A former prosecutor and judge, Garland was
appointed attorney general by Biden after being famously deprived of a seat on
the Supreme Court by the Republican-controlled Senate in 2016.
Garland has a reputation for being cautious
and scrupulously fair, leading to speculation he may appoint a special
prosecutor to handle Trump’s legal case to avoid any perception of conflict of
interest.
Tribe, Garland’s former professor at Harvard,
said he believes the attorney general will ultimately indict Trump.
“He said he’d go to the top if that’s where
the evidence points and that’s certainly where it’s pointing now,” Tribe told
CNN. “I do think the odds are he will be indicted.”
The
Trump defense
Trump,
who was impeached by the House for the January 6 insurrection but acquitted by
the Senate, has spent weeks railing against what he calls a partisan “Kangaroo
Court”.
In a 12-page statement released in mid-June,
Trump said the House committee was “making a mockery of justice.”

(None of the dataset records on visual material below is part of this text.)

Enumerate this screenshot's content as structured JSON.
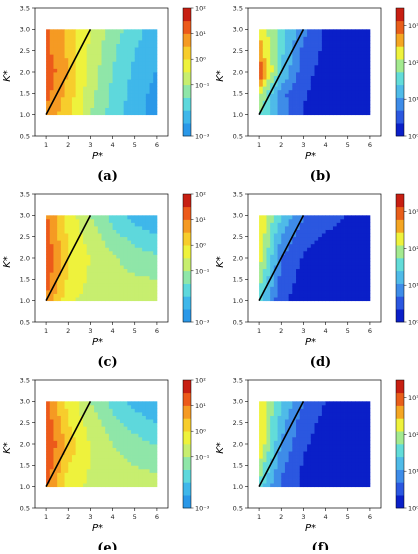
{
  "figure": {
    "panel_labels": [
      "(a)",
      "(b)",
      "(c)",
      "(d)",
      "(e)",
      "(f)"
    ]
  },
  "colors": {
    "line": "#000000",
    "scale_linear": [
      "#2a98e8",
      "#3fb7ea",
      "#5ed8dc",
      "#8fe6a8",
      "#c7ee6f",
      "#eef23c",
      "#f7cd2c",
      "#f59a23",
      "#ec5a1a",
      "#c71f12"
    ],
    "scale_log": [
      "#0a1fc8",
      "#2b57e0",
      "#3e8ce8",
      "#4fbbe8",
      "#62dcd9",
      "#a3ea8f",
      "#eef23c",
      "#f4a623",
      "#e85e1a",
      "#c71f12"
    ]
  },
  "chart_data": [
    {
      "type": "heatmap",
      "panel": "(a)",
      "xlabel": "P*",
      "ylabel": "K*",
      "xlim": [
        0.5,
        6.5
      ],
      "ylim": [
        0.5,
        3.5
      ],
      "xticks": [
        1,
        2,
        3,
        4,
        5,
        6
      ],
      "yticks": [
        0.5,
        1.0,
        1.5,
        2.0,
        2.5,
        3.0,
        3.5
      ],
      "x": [
        1,
        2,
        3,
        4,
        5,
        6
      ],
      "y": [
        1.0,
        1.5,
        2.0,
        2.5,
        3.0
      ],
      "scale": "log",
      "z": [
        [
          8.0,
          1.5,
          0.1,
          0.018,
          0.005,
          0.002
        ],
        [
          15.0,
          2.0,
          0.15,
          0.025,
          0.006,
          0.002
        ],
        [
          25.0,
          3.0,
          0.2,
          0.03,
          0.008,
          0.003
        ],
        [
          15.0,
          2.5,
          0.25,
          0.04,
          0.01,
          0.004
        ],
        [
          12.0,
          2.0,
          0.3,
          0.06,
          0.015,
          0.006
        ]
      ],
      "colorbar": {
        "ticks": [
          0.001,
          0.1,
          1,
          10,
          100
        ],
        "tick_labels": [
          "10⁻³",
          "10⁻¹",
          "10⁰",
          "10¹",
          "10²"
        ],
        "range": [
          0.001,
          100
        ],
        "palette": "scale_linear"
      },
      "line": {
        "x": [
          1,
          3
        ],
        "y": [
          1.0,
          3.0
        ]
      }
    },
    {
      "type": "heatmap",
      "panel": "(b)",
      "xlabel": "P*",
      "ylabel": "K*",
      "xlim": [
        0.5,
        6.5
      ],
      "ylim": [
        0.5,
        3.5
      ],
      "xticks": [
        1,
        2,
        3,
        4,
        5,
        6
      ],
      "yticks": [
        0.5,
        1.0,
        1.5,
        2.0,
        2.5,
        3.0,
        3.5
      ],
      "x": [
        1,
        2,
        3,
        4,
        5,
        6
      ],
      "y": [
        1.0,
        1.5,
        2.0,
        2.5,
        3.0
      ],
      "scale": "log",
      "z": [
        [
          60,
          8,
          2,
          1.2,
          1.1,
          1.05
        ],
        [
          150,
          6,
          2.5,
          1.4,
          1.2,
          1.1
        ],
        [
          1500,
          25,
          3,
          1.6,
          1.3,
          1.2
        ],
        [
          400,
          30,
          4,
          1.8,
          1.4,
          1.2
        ],
        [
          250,
          40,
          6,
          2,
          1.5,
          1.3
        ]
      ],
      "colorbar": {
        "ticks": [
          1,
          10,
          100,
          1000
        ],
        "tick_labels": [
          "10⁰",
          "10¹",
          "10²",
          "10³"
        ],
        "range": [
          1,
          3000
        ],
        "palette": "scale_log"
      },
      "line": {
        "x": [
          1,
          3
        ],
        "y": [
          1.0,
          3.0
        ]
      }
    },
    {
      "type": "heatmap",
      "panel": "(c)",
      "xlabel": "P*",
      "ylabel": "K*",
      "xlim": [
        0.5,
        6.5
      ],
      "ylim": [
        0.5,
        3.5
      ],
      "xticks": [
        1,
        2,
        3,
        4,
        5,
        6
      ],
      "yticks": [
        0.5,
        1.0,
        1.5,
        2.0,
        2.5,
        3.0,
        3.5
      ],
      "x": [
        1,
        2,
        3,
        4,
        5,
        6
      ],
      "y": [
        1.0,
        1.5,
        2.0,
        2.5,
        3.0
      ],
      "scale": "log",
      "z": [
        [
          8.0,
          0.4,
          0.2,
          0.2,
          0.18,
          0.15
        ],
        [
          20.0,
          0.8,
          0.25,
          0.15,
          0.12,
          0.1
        ],
        [
          30.0,
          1.0,
          0.3,
          0.12,
          0.06,
          0.04
        ],
        [
          20.0,
          0.8,
          0.2,
          0.05,
          0.02,
          0.012
        ],
        [
          12.0,
          0.6,
          0.1,
          0.02,
          0.006,
          0.003
        ]
      ],
      "colorbar": {
        "ticks": [
          0.001,
          0.1,
          1,
          10,
          100
        ],
        "tick_labels": [
          "10⁻³",
          "10⁻¹",
          "10⁰",
          "10¹",
          "10²"
        ],
        "range": [
          0.001,
          100
        ],
        "palette": "scale_linear"
      },
      "line": {
        "x": [
          1,
          3
        ],
        "y": [
          1.0,
          3.0
        ]
      }
    },
    {
      "type": "heatmap",
      "panel": "(d)",
      "xlabel": "P*",
      "ylabel": "K*",
      "xlim": [
        0.5,
        6.5
      ],
      "ylim": [
        0.5,
        3.5
      ],
      "xticks": [
        1,
        2,
        3,
        4,
        5,
        6
      ],
      "yticks": [
        0.5,
        1.0,
        1.5,
        2.0,
        2.5,
        3.0,
        3.5
      ],
      "x": [
        1,
        2,
        3,
        4,
        5,
        6
      ],
      "y": [
        1.0,
        1.5,
        2.0,
        2.5,
        3.0
      ],
      "scale": "log",
      "z": [
        [
          30,
          2.5,
          1.6,
          1.3,
          1.2,
          1.1
        ],
        [
          90,
          3.5,
          1.7,
          1.4,
          1.3,
          1.2
        ],
        [
          200,
          5,
          2,
          1.6,
          1.4,
          1.3
        ],
        [
          250,
          10,
          3,
          2,
          1.7,
          1.5
        ],
        [
          300,
          25,
          5,
          3,
          2.2,
          1.8
        ]
      ],
      "colorbar": {
        "ticks": [
          1,
          10,
          100,
          1000
        ],
        "tick_labels": [
          "10⁰",
          "10¹",
          "10²",
          "10³"
        ],
        "range": [
          1,
          3000
        ],
        "palette": "scale_log"
      },
      "line": {
        "x": [
          1,
          3
        ],
        "y": [
          1.0,
          3.0
        ]
      }
    },
    {
      "type": "heatmap",
      "panel": "(e)",
      "xlabel": "P*",
      "ylabel": "K*",
      "xlim": [
        0.5,
        6.5
      ],
      "ylim": [
        0.5,
        3.5
      ],
      "xticks": [
        1,
        2,
        3,
        4,
        5,
        6
      ],
      "yticks": [
        0.5,
        1.0,
        1.5,
        2.0,
        2.5,
        3.0,
        3.5
      ],
      "x": [
        1,
        2,
        3,
        4,
        5,
        6
      ],
      "y": [
        1.0,
        1.5,
        2.0,
        2.5,
        3.0
      ],
      "scale": "log",
      "z": [
        [
          12.0,
          0.5,
          0.25,
          0.2,
          0.18,
          0.15
        ],
        [
          25.0,
          1.0,
          0.3,
          0.15,
          0.1,
          0.08
        ],
        [
          40.0,
          2.0,
          0.3,
          0.1,
          0.05,
          0.03
        ],
        [
          25.0,
          1.0,
          0.2,
          0.05,
          0.02,
          0.01
        ],
        [
          12.0,
          0.7,
          0.1,
          0.02,
          0.006,
          0.003
        ]
      ],
      "colorbar": {
        "ticks": [
          0.001,
          0.1,
          1,
          10,
          100
        ],
        "tick_labels": [
          "10⁻³",
          "10⁻¹",
          "10⁰",
          "10¹",
          "10²"
        ],
        "range": [
          0.001,
          100
        ],
        "palette": "scale_linear"
      },
      "line": {
        "x": [
          1,
          3
        ],
        "y": [
          1.0,
          3.0
        ]
      }
    },
    {
      "type": "heatmap",
      "panel": "(f)",
      "xlabel": "P*",
      "ylabel": "K*",
      "xlim": [
        0.5,
        6.5
      ],
      "ylim": [
        0.5,
        3.5
      ],
      "xticks": [
        1,
        2,
        3,
        4,
        5,
        6
      ],
      "yticks": [
        0.5,
        1.0,
        1.5,
        2.0,
        2.5,
        3.0,
        3.5
      ],
      "x": [
        1,
        2,
        3,
        4,
        5,
        6
      ],
      "y": [
        1.0,
        1.5,
        2.0,
        2.5,
        3.0
      ],
      "scale": "log",
      "z": [
        [
          40,
          4,
          1.8,
          1.3,
          1.2,
          1.1
        ],
        [
          100,
          6,
          2,
          1.4,
          1.25,
          1.15
        ],
        [
          300,
          10,
          2.5,
          1.6,
          1.3,
          1.2
        ],
        [
          250,
          15,
          3,
          1.8,
          1.4,
          1.3
        ],
        [
          300,
          30,
          5,
          2.2,
          1.6,
          1.4
        ]
      ],
      "colorbar": {
        "ticks": [
          1,
          10,
          100,
          1000
        ],
        "tick_labels": [
          "10⁰",
          "10¹",
          "10²",
          "10³"
        ],
        "range": [
          1,
          3000
        ],
        "palette": "scale_log"
      },
      "line": {
        "x": [
          1,
          3
        ],
        "y": [
          1.0,
          3.0
        ]
      }
    }
  ]
}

“They have refused to allow their political
opponents to participate in this process, and have excluded all exculpatory
witnesses, and anyone who so easily points out the flaws in their story,” he
said.
“Democrats created the narrative of January
6th to detract from the much larger and more important truth that the 2020
Election was Rigged and Stolen,” he said.
William Banks, a law professor at Syracuse
University, said prosecutors would be required to prove not only that Trump was
“guilty beyond a reasonable doubt, but that he had an intention to violate the
law.
“Not just that he obstructed the
congressional proceeding by making it virtually impossible to count the votes
and certify the election, but that’s what he intended to do,” Banks said.
Trump’s lawyers, he said, could counter that narrative by
casting him as a “patriot who truly believed that the election had been stolen
from him and he was trying to save the country.”